Some weeks ago now, seeking a change of diet from Marple, I came across a box of Borgias in the Epsom Branch of the outfit at reference 1, known in Epsom as 'Entertainment Exchange'. Which turned out to be a prequel for 'Game of Thrones': fancy dress, violence and sex in that order. Not quite as classy as its more successful successor, to the point of it being a bit of an effort to work our way through to the end. Maybe that is why the box was cheap - being nothing like that of an equivalent amount of Marple, or even Poirot.

After which I wondered what the relation of the series was to the truth and turned to amazon for help. From where it seems that while the Borgias of Rome are a well known family, there is not all that much in the way of popular history and I settled on a book called 'The Borgias and their enemies' by Christopher Hibbert, whom I had thought was a respectable popular historian. Thought, that is, without really knowing anything about him. And my particular copy was printed in the American style, with an irritating line in chapter headings and complete with ragged page cut. But not complete with either maps or pictures: some maps, in particular, would have been helpful.

Altogether a rather breathless and tiresome book, but there was enough there for it to be clear that the television series was only very loosely based on what is known about these people. Most of the incidents around which episodes were built had some basis in the record, but that was about it. I dare say the people responsible would say that their mission was first to entertain and second to get across the savour & flavour of the times - late fifteenth century Rome - with getting any facts right coming in third, some way down the track. Which, as I have explained on several occasions in the past, I think wrong, as, to my mind, if you are going to put real people centre stage in a work of fiction, you should get the main facts right.

But, apart from the Borgia family being nothing like as bad as their reputation would have it, at least by the standards of the (church of the) time, there were two points of interest.

First, the Borgia papal enterprise was funded by the discovery of an alum mountain near Rome, stuff which was needed in the important business of manufacturing textiles but which would otherwise have had to come from the Ottomans, at the time a rather important and threatening power, local sources having expired. I tried to check but completely failed to find out why the Italians could not simply have shipped the stuff over from Alum Bay on the Isle of Wight, a place where one might have thought one just had to shovel it into boats. No need for expensive mines at all.
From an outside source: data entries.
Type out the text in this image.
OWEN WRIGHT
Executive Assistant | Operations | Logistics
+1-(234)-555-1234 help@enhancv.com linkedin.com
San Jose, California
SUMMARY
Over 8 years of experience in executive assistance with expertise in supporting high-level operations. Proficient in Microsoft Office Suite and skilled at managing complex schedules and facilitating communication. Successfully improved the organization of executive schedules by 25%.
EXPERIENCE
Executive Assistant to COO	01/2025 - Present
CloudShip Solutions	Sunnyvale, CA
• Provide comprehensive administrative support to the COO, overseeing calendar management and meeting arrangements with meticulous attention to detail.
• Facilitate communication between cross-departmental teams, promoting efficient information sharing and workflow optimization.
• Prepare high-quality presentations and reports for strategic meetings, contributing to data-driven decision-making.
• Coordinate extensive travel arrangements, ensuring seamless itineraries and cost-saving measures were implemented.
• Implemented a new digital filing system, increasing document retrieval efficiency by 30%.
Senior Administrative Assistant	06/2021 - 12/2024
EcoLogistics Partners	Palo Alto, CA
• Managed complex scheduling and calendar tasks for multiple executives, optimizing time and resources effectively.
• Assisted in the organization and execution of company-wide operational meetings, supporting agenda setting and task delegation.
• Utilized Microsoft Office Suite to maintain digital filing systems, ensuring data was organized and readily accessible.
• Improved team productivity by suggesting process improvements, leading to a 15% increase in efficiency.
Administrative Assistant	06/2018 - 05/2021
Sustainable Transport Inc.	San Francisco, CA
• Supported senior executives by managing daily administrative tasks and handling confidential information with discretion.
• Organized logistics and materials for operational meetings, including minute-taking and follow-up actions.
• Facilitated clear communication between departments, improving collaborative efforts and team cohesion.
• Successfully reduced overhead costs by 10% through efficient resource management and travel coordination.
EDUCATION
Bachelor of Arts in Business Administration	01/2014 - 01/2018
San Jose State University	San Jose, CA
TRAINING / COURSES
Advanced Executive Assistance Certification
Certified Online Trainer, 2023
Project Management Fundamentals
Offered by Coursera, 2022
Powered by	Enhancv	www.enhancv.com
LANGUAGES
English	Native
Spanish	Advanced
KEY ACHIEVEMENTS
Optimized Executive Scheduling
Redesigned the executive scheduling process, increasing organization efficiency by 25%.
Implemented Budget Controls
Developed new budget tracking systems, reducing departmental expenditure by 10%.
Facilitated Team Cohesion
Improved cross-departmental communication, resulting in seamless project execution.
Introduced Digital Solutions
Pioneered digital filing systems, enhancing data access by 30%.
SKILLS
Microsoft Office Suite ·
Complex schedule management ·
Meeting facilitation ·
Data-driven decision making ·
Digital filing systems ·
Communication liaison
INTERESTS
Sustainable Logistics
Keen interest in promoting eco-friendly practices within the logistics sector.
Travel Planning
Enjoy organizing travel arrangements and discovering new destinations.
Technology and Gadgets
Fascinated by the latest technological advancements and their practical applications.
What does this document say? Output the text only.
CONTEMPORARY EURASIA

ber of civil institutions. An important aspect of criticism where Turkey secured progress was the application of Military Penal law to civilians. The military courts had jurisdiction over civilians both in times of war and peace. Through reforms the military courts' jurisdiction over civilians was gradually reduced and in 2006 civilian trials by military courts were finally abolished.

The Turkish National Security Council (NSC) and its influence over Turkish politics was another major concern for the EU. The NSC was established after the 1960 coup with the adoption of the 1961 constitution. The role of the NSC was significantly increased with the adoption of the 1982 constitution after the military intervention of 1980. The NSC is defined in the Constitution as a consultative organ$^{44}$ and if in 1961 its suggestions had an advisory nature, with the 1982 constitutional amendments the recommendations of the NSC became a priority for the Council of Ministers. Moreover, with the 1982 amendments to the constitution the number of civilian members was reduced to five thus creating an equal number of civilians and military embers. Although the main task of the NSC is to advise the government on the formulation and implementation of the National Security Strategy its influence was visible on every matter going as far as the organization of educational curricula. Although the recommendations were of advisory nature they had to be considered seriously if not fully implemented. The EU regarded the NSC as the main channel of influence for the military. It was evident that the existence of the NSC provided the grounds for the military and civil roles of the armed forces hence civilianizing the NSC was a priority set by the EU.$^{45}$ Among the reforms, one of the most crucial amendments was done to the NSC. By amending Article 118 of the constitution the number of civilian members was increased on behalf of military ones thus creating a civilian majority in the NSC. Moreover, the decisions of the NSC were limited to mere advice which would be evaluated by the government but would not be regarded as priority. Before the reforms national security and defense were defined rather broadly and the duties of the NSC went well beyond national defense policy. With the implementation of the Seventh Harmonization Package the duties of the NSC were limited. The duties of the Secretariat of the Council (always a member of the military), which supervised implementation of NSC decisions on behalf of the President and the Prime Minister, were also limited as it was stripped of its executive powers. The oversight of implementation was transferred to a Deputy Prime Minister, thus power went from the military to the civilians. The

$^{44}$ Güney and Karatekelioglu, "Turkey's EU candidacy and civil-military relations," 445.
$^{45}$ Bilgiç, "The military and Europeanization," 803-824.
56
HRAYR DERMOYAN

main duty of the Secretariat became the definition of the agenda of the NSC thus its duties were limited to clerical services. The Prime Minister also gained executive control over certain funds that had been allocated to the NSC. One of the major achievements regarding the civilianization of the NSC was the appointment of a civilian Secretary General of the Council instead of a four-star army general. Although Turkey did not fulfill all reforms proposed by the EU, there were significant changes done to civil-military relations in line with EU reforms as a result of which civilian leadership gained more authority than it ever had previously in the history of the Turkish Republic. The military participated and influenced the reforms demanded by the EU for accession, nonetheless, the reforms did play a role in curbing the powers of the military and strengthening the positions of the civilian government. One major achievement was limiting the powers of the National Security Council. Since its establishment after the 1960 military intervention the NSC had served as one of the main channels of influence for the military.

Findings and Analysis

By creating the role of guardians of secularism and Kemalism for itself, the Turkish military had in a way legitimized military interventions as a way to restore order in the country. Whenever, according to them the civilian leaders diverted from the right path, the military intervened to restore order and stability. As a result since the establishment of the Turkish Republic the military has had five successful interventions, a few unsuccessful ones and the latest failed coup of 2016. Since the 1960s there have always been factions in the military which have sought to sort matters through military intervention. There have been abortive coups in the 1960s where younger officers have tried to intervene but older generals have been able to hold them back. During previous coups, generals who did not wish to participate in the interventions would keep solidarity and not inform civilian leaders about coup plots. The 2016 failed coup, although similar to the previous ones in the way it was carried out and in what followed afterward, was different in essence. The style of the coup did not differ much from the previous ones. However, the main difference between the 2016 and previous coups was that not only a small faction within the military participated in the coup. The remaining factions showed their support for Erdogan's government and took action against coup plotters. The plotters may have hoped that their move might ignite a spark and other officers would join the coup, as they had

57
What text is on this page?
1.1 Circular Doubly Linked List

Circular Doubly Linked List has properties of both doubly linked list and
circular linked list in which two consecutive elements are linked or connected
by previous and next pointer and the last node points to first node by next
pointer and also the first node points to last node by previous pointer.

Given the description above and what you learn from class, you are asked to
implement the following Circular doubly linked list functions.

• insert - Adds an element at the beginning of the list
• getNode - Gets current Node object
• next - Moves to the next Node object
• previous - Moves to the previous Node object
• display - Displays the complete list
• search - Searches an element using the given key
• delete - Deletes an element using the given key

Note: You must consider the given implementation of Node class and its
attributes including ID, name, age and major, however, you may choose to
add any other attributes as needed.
Second, Lucrezia Borgia made a very virtuous end as the Duchess of Ferrara, where she was a noted patron and connoisseur of the arts of the time. She also had lots of children, although I have not been able to find out whether she was responsible for the third pope of Borgia descent, Innocent X.

While yesterday, I found that the most likely, proper picture of the lady, from the early sixteenth century turned up, not so long ago, in Australia. See reference 2 and ask for Lucrezia. Or above, and discard all the more salacious offerings turned up by google.